Hamburg. Ehepaar am Durchdeich ist mit den Nerven am Ende. In vielen Räumen haben sich Risse gebildet. „Wir fühlen uns hilflos.“
Wenn sich Lkw, HVV-Busse und andere große Fahrzeuge auf dem Durchdeich in Fünfhausen entgegenkommen, weichen sie oft auf den Gehweg aus, weil die Straße schmal ist. Doch das Auf- und Abfahren auf und vom hohen Kantstein erzeugt laute Geräusche – und erschüttere das Haus, beklagt Anwohner Andreas Stier. „Dann wackeln Bett, Schreibtisch und Regale. Es knackt im ganzen Haus, die Decken senken sich, und die Leuchter wackeln. Gläser klirren, und LED-Lampen fallen aus der Fassung“.

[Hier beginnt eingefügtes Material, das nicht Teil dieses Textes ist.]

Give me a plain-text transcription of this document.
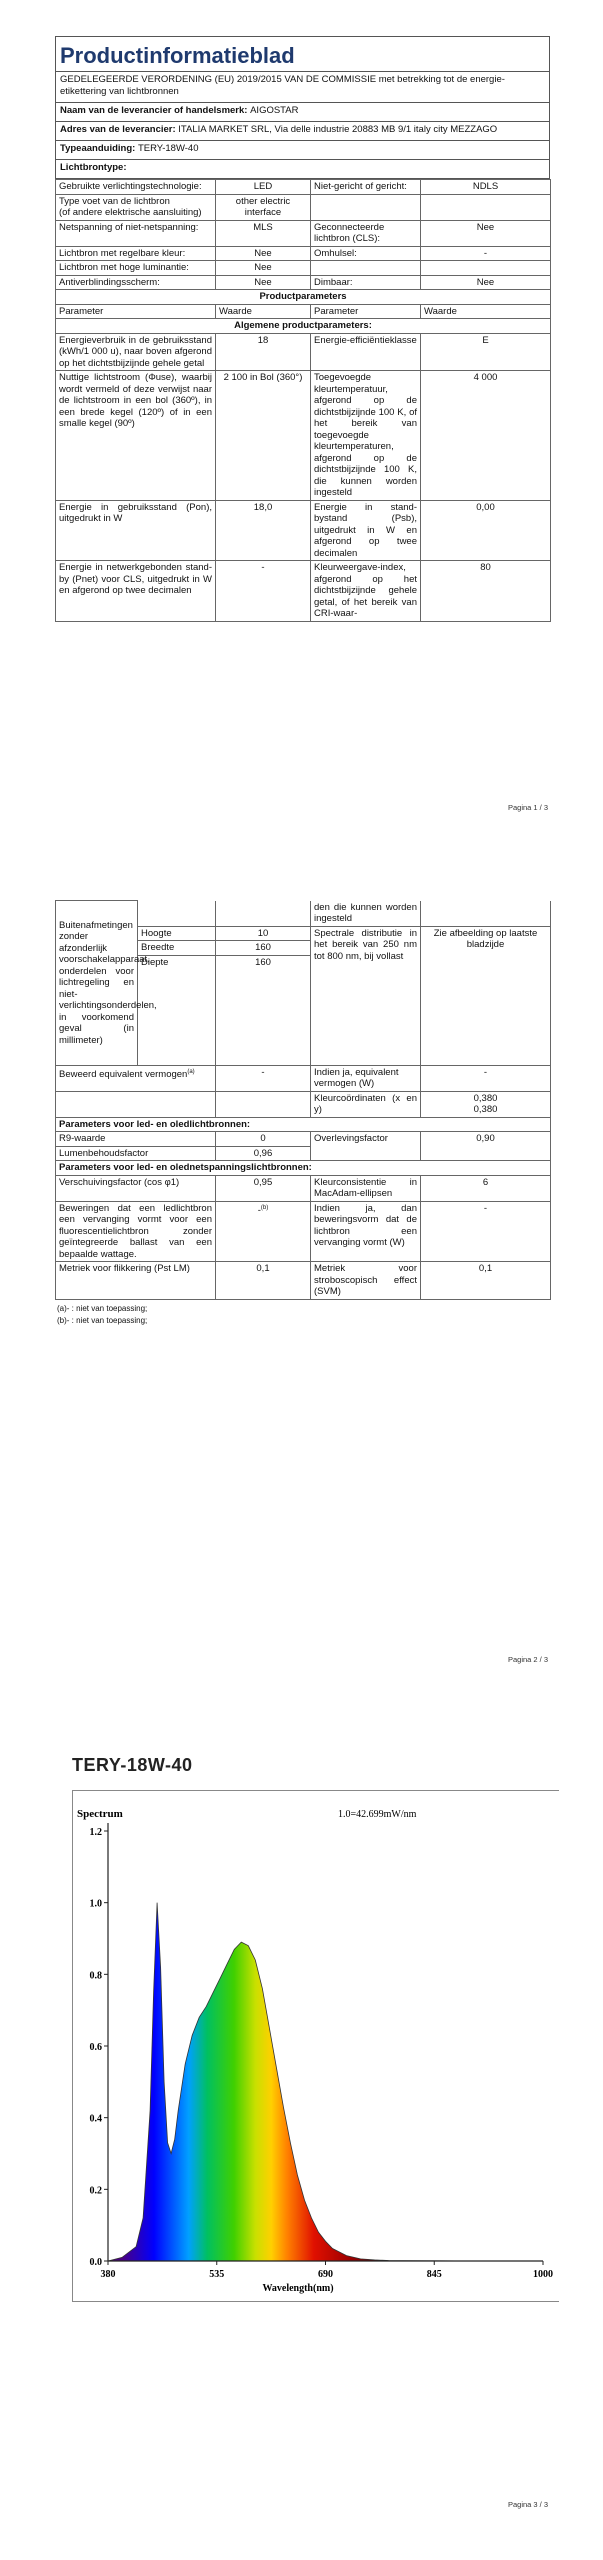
Productinformatieblad
GEDELEGEERDE VERORDENING (EU) 2019/2015 VAN DE COMMISSIE met betrekking tot de energie-etikettering van lichtbronnen
Naam van de leverancier of handelsmerk: AIGOSTAR
Adres van de leverancier: ITALIA MARKET SRL, Via delle industrie 20883 MB 9/1 italy city MEZZAGO
Typeaanduiding: TERY-18W-40
Lichtbrontype:
Gebruikte verlichtingstechnologie:	LED	Niet-gericht of gericht:	NDLS

Type voet van de lichtbron
(of andere elektrische aansluiting)	other electric interface		
Netspanning of niet-netspanning:	MLS	Geconnecteerde lichtbron (CLS):	Nee
Lichtbron met regelbare kleur:	Nee	Omhulsel:	-
Lichtbron met hoge luminantie:	Nee		
Antiverblindingsscherm:	Nee	Dimbaar:	Nee
Productparameters			
Parameter	Waarde	Parameter	Waarde
Algemene productparameters:			
Energieverbruik in de gebruiksstand (kWh/1 000 u), naar boven afgerond op het dichtstbijzijnde gehele getal	18	Energie-efficiëntieklasse	E
Nuttige lichtstroom (Φuse), waarbij wordt vermeld of deze verwijst naar de lichtstroom in een bol (360º), in een brede kegel (120º) of in een smalle kegel (90º)	2 100 in Bol (360°)	Toegevoegde kleurtemperatuur, afgerond op de dichtstbijzijnde 100 K, of het bereik van toegevoegde kleurtemperaturen, afgerond op de dichtstbijzijnde 100 K, die kunnen worden ingesteld	4 000
Energie in gebruiksstand (Pon), uitgedrukt in W	18,0	Energie in stand-bystand (Psb), uitgedrukt in W en afgerond op twee decimalen	0,00
Energie in netwerkgebonden stand-by (Pnet) voor CLS, uitgedrukt in W en afgerond op twee decimalen	-	Kleurweergave-index, afgerond op het dichtstbijzijnde gehele getal, of het bereik van CRI-waar-	80
Pagina 1 / 3
Buitenafmetingen zonder afzonderlijk voorschakelapparaat, onderdelen voor lichtregeling en niet-verlichtingsonderdelen, in voorkomend geval (in millimeter)			den die kunnen worden ingesteld	
	Hoogte	10	Spectrale distributie in het bereik van 250 nm tot 800 nm, bij vollast	Zie afbeelding op laatste bladzijde
	Breedte	160		
	Diepte	160		
Beweerd equivalent vermogen$^{(a)}$		-	Indien ja, equivalent vermogen (W)	-
			Kleurcoördinaten (x en y)	0,380
0,380

Parameters voor led- en oledlichtbronnen:				
R9-waarde		0	Overlevingsfactor	0,90
Lumenbehoudsfactor		0,96		
Parameters voor led- en olednetspanningslichtbronnen:				
Verschuivingsfactor (cos φ1)		0,95	Kleurconsistentie in MacAdam-ellipsen	6
Beweringen dat een ledlichtbron een vervanging vormt voor een fluorescentielichtbron zonder geïntegreerde ballast van een bepaalde wattage.		-$^{(b)}$	Indien ja, dan beweringsvorm dat de lichtbron een vervanging vormt (W)	-
Metriek voor flikkering (Pst LM)		0,1	Metriek voor stroboscopisch effect (SVM)	0,1
(a)- : niet van toepassing;
(b)- : niet van toepassing;
Pagina 2 / 3
TERY-18W-40
Spectrum	1.0=42.699mW/nm
0.0
0.2
0.4
0.6
0.8
1.0
1.2
380	535	690	845	1000
Wavelength(nm)
Pagina 3 / 3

Der 59-Jährige und seine Frau Stephanie Stier (47) leben in einem Einfamilienhaus direkt am Durchdeich, Ecke Fersenweg. Täglich gebe es bis zu zehn „heftige Erschütterungen“, sagt Andreas Stier. Hinzu komme, dass sich auch die Fahrer der großen Fahrzeuge oftmals nicht an das Tempo-30-Limit halten würden, das auf dem Durchdeich gilt. Er und seine Frau seien mit den Nerven am Ende – auch weil sie sich seit einem Jahr vergeblich um Hilfe bemühen, sagt der 59-Jährige. Politik und Verwaltung bestreiten, dass es am Durchdeich solche Probleme gibt. „Wir fühlen uns hilflos und von allen zuständigen Institutionen verlassen“, sagt Stier, der nun einen Anwalt beauftragen will.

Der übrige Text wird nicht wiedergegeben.